Van designer tot ondernemer
Tijdens ons gesprek kriebelt hij af en toe iets op een post-it. Je ziet van alles door zijn hoofd schieten. Behalve het hotel is hij druk bezig met zijn nieuwe projecten af
te werken en met de boel draaiende te houden. Want achter de nonchalante non-conformistische ontwerper schuilt een ondernemer die de cijfers kent. Per 1 januari verhoogde hij de prijzen van al zijn producten met 3 procent, omdat de marges onder druk stonden.
En recent haalde hij de teugels aan bij zijn productiepersoneel. ‘De productiviteit was te laag, waardoor er spanning op de lonen kwam’, aldus Eek. ‘Twee weken geleden luidde ik de noodklok met een nieuw regime waarin veel vrijheden sneuvelden, zoals pauzes buiten het bedrijf. Tegen mijn verwachting in is iedereen positief. Blijkbaar waren ze de lamlendigheid zelf ook beu.’
Efficiëntie staat duidelijk wel in zijn woordenboek. Uitbesteden niet. ‘Ik denk en werk altijd vanuit het geheel. We komen uit een tijd dat specialisatie de heilige graal was. De generalist is bijna uitgemoord. Gelukkig is hij – volgens mij althans – aan een revival bezig.’
Toen Eek in 1993 zijn eigen bedrijf oprichtte, deed hij dat samen met Nob Ruijgrok, die zich ontfermde over de productie. Eek verzorgde het creatieve luik én de businesskant. Vijf jaar geleden stapte zijn zakenpartner eruit. ‘Het bedrijf was te groot geworden.’ Eek heeft 90 mensen op de payroll, van wie dik 50 fulltime, en een jaaromzet van ‘plusminus 5 miljoen euro’.
Zelf komt Eek uit een lerarengeslacht: zijn ouders, grootouders en zus staan voor de klas. Zijn oudste dochter Lieve is fotografe. Zijn tweelingdochters Geertje en Roos hebben samen het juwelenmerk Tweek Eek, dat ook in de winkel verkocht wordt.
Artist-in-residence
Eek ontvangt ons in zijn bureau. Het is wat de een een stal zou noemen en de ander een creatieve chaos. Er slingeren papieren rond, een koffiethermos en kleurpotloden. Naast een muur vol prentjes staat een ouderwetse ordnercarrousel. Een laptop is nergens te bespeuren. Hij tekent alles met de hand aan een versleten kringwinkelbureau dat hij al jaren heeft. ‘Ik ontwerp als een timmerman. Aan het idee zelf verlies ik zo min mogelijk tijd. Ik stap zo snel mogelijk over naar de uitvoering en het uiteindelijke product.’

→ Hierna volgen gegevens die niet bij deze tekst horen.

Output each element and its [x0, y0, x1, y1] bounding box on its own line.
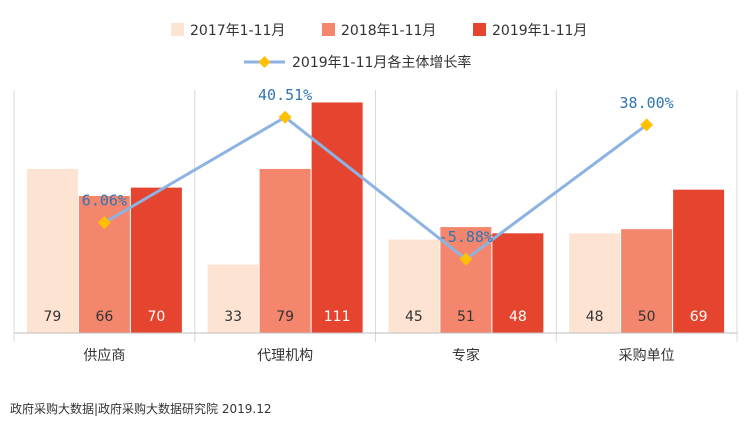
legend-swatch-2018年1-11月 — [322, 23, 335, 36]
legend-label-growth-rate: 2019年1-11月各主体增长率 — [292, 54, 471, 71]
bar-2017年1-11月-采购单位 — [569, 233, 621, 333]
bar-value-label: 111 — [324, 309, 351, 325]
growth-rate-marker-专家 — [459, 252, 473, 266]
category-label-专家: 专家 — [452, 347, 480, 364]
growth-rate-label: 38.00% — [620, 94, 674, 112]
bar-value-label: 70 — [147, 309, 165, 325]
growth-rate-label: 40.51% — [258, 86, 312, 104]
bar-value-label: 51 — [457, 309, 475, 325]
bar-value-label: 33 — [224, 309, 242, 325]
legend-label-2019年1-11月: 2019年1-11月 — [492, 23, 587, 39]
legend-line-marker — [258, 56, 271, 68]
bar-value-label: 48 — [509, 309, 527, 325]
bar-2017年1-11月-代理机构 — [207, 264, 259, 333]
legend-label-2018年1-11月: 2018年1-11月 — [341, 23, 436, 39]
growth-rate-marker-代理机构 — [278, 110, 292, 124]
bar-2019年1-11月-代理机构 — [311, 102, 363, 333]
bar-2018年1-11月-采购单位 — [621, 229, 673, 333]
growth-rate-marker-供应商 — [97, 216, 111, 230]
bar-2019年1-11月-供应商 — [130, 187, 182, 333]
bar-2017年1-11月-供应商 — [26, 168, 78, 333]
bar-value-label: 79 — [43, 309, 61, 325]
category-label-采购单位: 采购单位 — [619, 348, 675, 364]
bar-value-label: 79 — [276, 309, 294, 325]
category-label-代理机构: 代理机构 — [257, 348, 313, 364]
legend-swatch-2019年1-11月 — [473, 23, 486, 36]
growth-rate-label: 6.06% — [82, 192, 127, 210]
bar-2019年1-11月-采购单位 — [673, 189, 725, 333]
legend-swatch-2017年1-11月 — [171, 23, 184, 36]
growth-rate-label: -5.88% — [439, 228, 493, 246]
category-label-供应商: 供应商 — [83, 347, 125, 364]
bar-value-label: 66 — [95, 309, 113, 325]
bar-value-label: 50 — [638, 309, 656, 325]
bar-value-label: 48 — [586, 309, 604, 325]
growth-rate-line — [103, 115, 648, 261]
bar-2018年1-11月-代理机构 — [259, 168, 311, 333]
bar-value-label: 69 — [690, 309, 708, 325]
growth-rate-marker-采购单位 — [640, 118, 654, 132]
legend-label-2017年1-11月: 2017年1-11月 — [190, 23, 285, 39]
source-caption: 政府采购大数据|政府采购大数据研究院 2019.12 — [10, 402, 272, 416]
bar-2017年1-11月-专家 — [388, 239, 440, 333]
bar-2019年1-11月-专家 — [492, 233, 544, 333]
bar-value-label: 45 — [405, 309, 423, 325]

‘Ik heb de afgelopen maanden zelf veel in het atelier gewerkt. Heel leuk, maar ik hield er twee zere schouders aan over.'Piet Hein Eek
Aan de zaagmachine staat hij zelf nog amper. Mist hij dat handenwerk niet? ‘Toevallig heb ik de afgelopen maanden veel in het atelier gewerkt. We zijn bezig om een artist-in-residence te maken in de oude transformatorruimtes in het gebouw. Het wordt piepklein: 45 vierkante meter, verdeeld over drie verdiepingen. Sinds mijn scheiding woon ik er zelf. Alleen: het is nog niet af en de mannen van de productie waren te druk bezig om het verder af te werken. Dus dacht ik: dan doe ik het gewoon zelf. Heel leuk, maar ik hield er twee zere schouders aan over. Een ouwelullenkwaal’, grinnikt hij.
Coronaproof
Naast het ‘kleinste huisje’, zoals Eek het zelf noemt, heeft hij nog een ander project op de site. ‘De galerie zal ik onderbrengen in het oude treinperron hier voor de deur. Het wordt een volledige glazen kubus, zodat je de expo dag en nacht kunt bekijken. Het liefst zou ik dat project meteen na het hotel willen aanpakken, maar ik moet nu even rustig aan doen.’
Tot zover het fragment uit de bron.